Para este argumento, Baker apela a fuentes tan dudosas como la biografía barata de Blair Tindall, Mozart en la selva: Sexo, drogas y música clásica(2005) a fin de criticar las estructuras dominantes de la vida orquestal. La naturaleza esencialmente colaboradora de tanta composición musical de orquesta es algo que no logra, o que no quiere, reconocer. La idea de la asociación voluntaria subyace a la formación de muchas orquestas en el siglo XIX, como el mismo Baker menciona, y es una cruda tergiversación manifestar categóricamente que “la esencia de una orquesta es obedecer, no acordar”. Solo a través del acuerdo musical se realizan las mejores interpretaciones  como lo atestiguará cualquiera que haya presenciado ejecuciones musicales donde hay falta de acuerdo.

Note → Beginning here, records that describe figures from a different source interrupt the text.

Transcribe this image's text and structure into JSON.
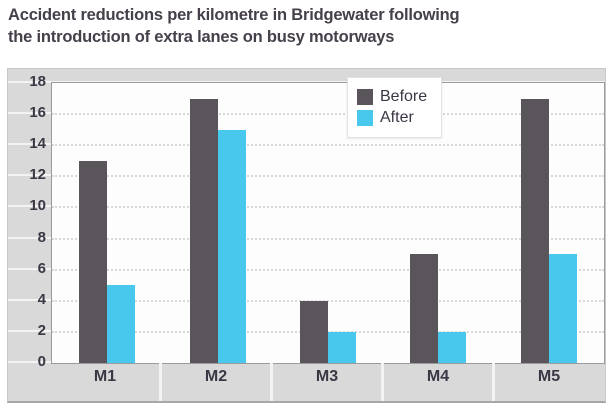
{
  "header": {
    "title_line1": "Accident reductions per kilometre in Bridgewater following",
    "title_line2": "the introduction of extra lanes on busy motorways"
  },
  "chart_data": {
    "type": "bar",
    "title": "Accident reductions per kilometre in Bridgewater following the introduction of extra lanes on busy motorways",
    "categories": [
      "M1",
      "M2",
      "M3",
      "M4",
      "M5"
    ],
    "series": [
      {
        "name": "Before",
        "color": "#5a555b",
        "values": [
          13,
          17,
          4,
          7,
          17
        ]
      },
      {
        "name": "After",
        "color": "#48c8ec",
        "values": [
          5,
          15,
          2,
          2,
          7
        ]
      }
    ],
    "ylim": [
      0,
      18
    ],
    "yticks": [
      0,
      2,
      4,
      6,
      8,
      10,
      12,
      14,
      16,
      18
    ],
    "xlabel": "",
    "ylabel": "",
    "grid": true,
    "legend_position": "top-center"
  },
  "colors": {
    "chart_background": "#d9d9d9",
    "plot_background": "#fdfdfd",
    "gridline_plot": "#d8d8d8",
    "gridline_margin": "#f3f3f3",
    "axis_text": "#3c3744",
    "title_text": "#45404a"
  }
}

Las orquestas han estado reformulando sus prácticas y procesos, satisfaciendo las necesidades y aspiraciones de los músicos de nuevas maneras, tales como, principalmente, involucrándolos en la toma de decisiones, la retroalimentación artística y el trabajo educativo con jóvenes que cada agrupación adopta ahora como parte central de su misión. Efectivamente, la orquesta es un organismo venerable, un hecho que Baker continuamente parece resentir, y ha estado sujeta a grandes desafíos económicos conforme cambian los patrones de educación artística, asistencia del público y el consumo cultural. No obstante, la institución ha demostrado ser extraordinariamente elástica y flexible.

Lamentable sería que la Orquesta Sinfónica Simón Bolívar y los productos de El Sistema, en su búsqueda de la excelencia y el impacto, pasaran a formar parte de un establishment incondicional. Este es un aspecto que confronta en algún momento cualquier movimiento revolucionario artístico exitoso: formadas en férrea oposición a la corriente dominante, tales empresas gradualmente pasan a formar parte de esta, como ha pasado, por ejemplo, con el minimalismo musical o el movimiento musical temprano. La adhesión creciente del repertorio centroeuropeo a gran escala frente a la exclusión de su música nativa, y la adopción reciente de la costumbre de vestir de frac y corbata para las giras de Wagner y Tchaikovsky en las principales salas de concierto de Europa sugieren un convencionalismo que no concuerda con el espíritu en el que fue concebido El Sistema.

Lo que sí ha fomentado El Sistema es un amplio debate, más allá de Venezuela, sobre la educación musical y la participación en las artes, sus metas y sus recompensas. (En www.sistemaglobal.com se halla un examen exhaustivo de la bibliografía). Ha renovado en muchísima gente el amor por la música y ha involucrado en la composición y ejecución musical a cientos de miles que de otra forma no habrían tenido esa oportunidad. Por todo ello, se merece una investigación mejor y más sutil que el libro tendencioso de Baker. Con todo, su trabajo inadecuado constituye un aporte a ese debate que merece atención.

El caso de fomentar y apoyar la creatividad como elemento fundamental en la educación, y así formar a ciudadanos más comprometidos y responsables, es abrumador, incontestable y elemental. Como lo señala la novelista Jeanette Winterson, en su artículo en el diario londinense The Guardian en febrero pasado: “Todo niño que nace desea pintar un cuadro, bailar, cantar, escuchar un cuento, construir un reino a partir de ollas y cacerolas”. Al perseguir resueltamente el objetivo de desentrañar la creatividad musical en los jóvenes, El Sistema, con todo y los defectos que pueda tener, no ha estado equivocado: ha mejorado el mundo.